So, you bought that painting half a year ago and you were quick to decide where to hang it; then why is it still standing on the floor leaning towards the wall?
And those new wooden panels you installed over a year ago, why haven’t they been painted yet?
And why didn’t you fix the gears on your bike? Or the creaky door hinge that bothers you so much?
These are examples of something that bugs you on a daily basis, but it doesn’t bug you enough to actually make you do something about it. Even though the amount of time and work you would have to invest is fairly small, you still don’t do it.
Then at some point – out of the blue – you overcome the obstacle and you fix ‘the bug’. It only takes you a couple of minutes, and then you’re done. Bug fixed.
This point is called ‘The Bug Factor’:
[WORK/TIME] << [IRRITATION/BUG] x [THE BUG FACTOR]
It is – in other words – a point in space and time where the irritation (or ‘bugginess’) is so much bigger than the work and time you have to invest (by the factor of ‘bug’) that it seems reasonable to fix the bug. Since irritation builds over time, the bug factor also tells you how long you can expect a bug to remain unfixed.

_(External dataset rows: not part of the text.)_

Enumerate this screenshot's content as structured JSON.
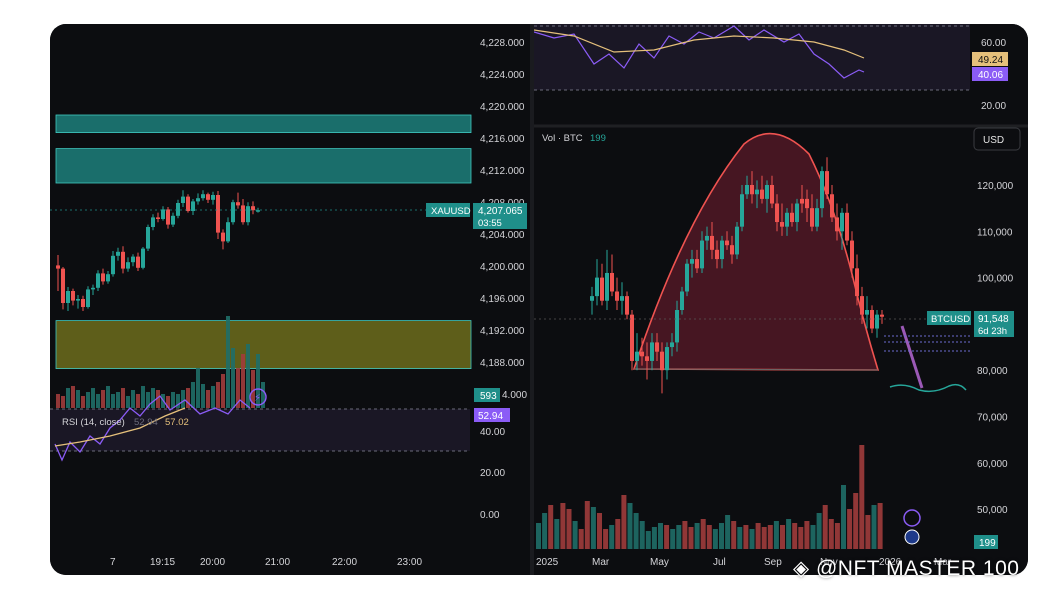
{
  "left_chart": {
    "price_ticks": [
      "4,228.000",
      "4,224.000",
      "4,220.000",
      "4,216.000",
      "4,212.000",
      "4,208.000",
      "4,204.000",
      "4,200.000",
      "4,196.000",
      "4,192.000",
      "4,188.000",
      "4,184.000"
    ],
    "price_values": [
      4228,
      4224,
      4220,
      4216,
      4212,
      4208,
      4204,
      4200,
      4196,
      4192,
      4188,
      4184
    ],
    "symbol_label": "XAUUSD",
    "current_price": "4,207.065",
    "countdown": "03:55",
    "volume_badge": "593",
    "rsi_badge": "52.94",
    "rsi_label": "RSI (14, close)",
    "rsi_value_a": "52.94",
    "rsi_value_b": "57.02",
    "rsi_ticks": [
      "40.00",
      "20.00",
      "0.00"
    ],
    "time_ticks": [
      "7",
      "19:15",
      "20:00",
      "21:00",
      "22:00",
      "23:00"
    ],
    "zones": [
      {
        "name": "upper-zone-1",
        "from": 4216.8,
        "to": 4219,
        "color": "#1f8f8a"
      },
      {
        "name": "upper-zone-2",
        "from": 4210.5,
        "to": 4214.8,
        "color": "#1f8f8a"
      },
      {
        "name": "demand-zone",
        "from": 4187.3,
        "to": 4193.3,
        "color": "#7a7a1e"
      }
    ]
  },
  "right_chart": {
    "rsi_ticks": [
      "60.00",
      "20.00"
    ],
    "rsi_badge_a": "49.24",
    "rsi_badge_b": "40.06",
    "vol_label": "Vol · BTC",
    "vol_value": "199",
    "currency": "USD",
    "price_ticks": [
      "120,000",
      "110,000",
      "100,000",
      "90,000",
      "80,000",
      "70,000",
      "60,000",
      "50,000"
    ],
    "price_values": [
      120000,
      110000,
      100000,
      90000,
      80000,
      70000,
      60000,
      50000
    ],
    "symbol_label": "BTCUSD",
    "current_price": "91,548",
    "countdown": "6d 23h",
    "volume_badge": "199",
    "time_ticks": [
      "2025",
      "Mar",
      "May",
      "Jul",
      "Sep",
      "Nov",
      "2026",
      "Mar"
    ]
  },
  "watermark": "◈ @NFT MASTER 100",
  "colors": {
    "up": "#26a69a",
    "down": "#ef5350",
    "rsi": "#8b5cf6",
    "rsi_ma": "#e5c07b",
    "bull": "#1f8f8a"
  }
}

Right, so how is this tranferred to product design? Not in any way particularly. But it’s strikingly often that you find yourself using a product that bugs you A LOT. Whether it’s a wine opener, a stereo, a printer, a hair dryer etc. you’re often never quite happy. Something bugs you. But – and this is the important part – it doesn’t bug you so much that you go out and replace the product! The product is, in other words, kept below ‘the bug factor’.
Now, a lot of companies actually meassure their products by this: they know they haven’t created a great product, in fact it’s barely good enough, but it’s below ‘the bug factor’ so they know that the consumers wont go out and replace it after they’ve bought it (and they will buy it thanks to all the marketing they’ve sacrificed on the product).
This is a consequence of rushed design processes and rushed go-to-market strategies – all of which is believed by a lot of people to be neccessary in order to make money and be succesfull.
Luckily not all companies think like this, and this is why it’s possible to find and buy bug free products.
More product design companies should make products that don’t bug us at all. They should make honest products that don’t pretend to be something they aren’t, that are easy to interpret and are easy to use. And they should make sure that this was the company backbone.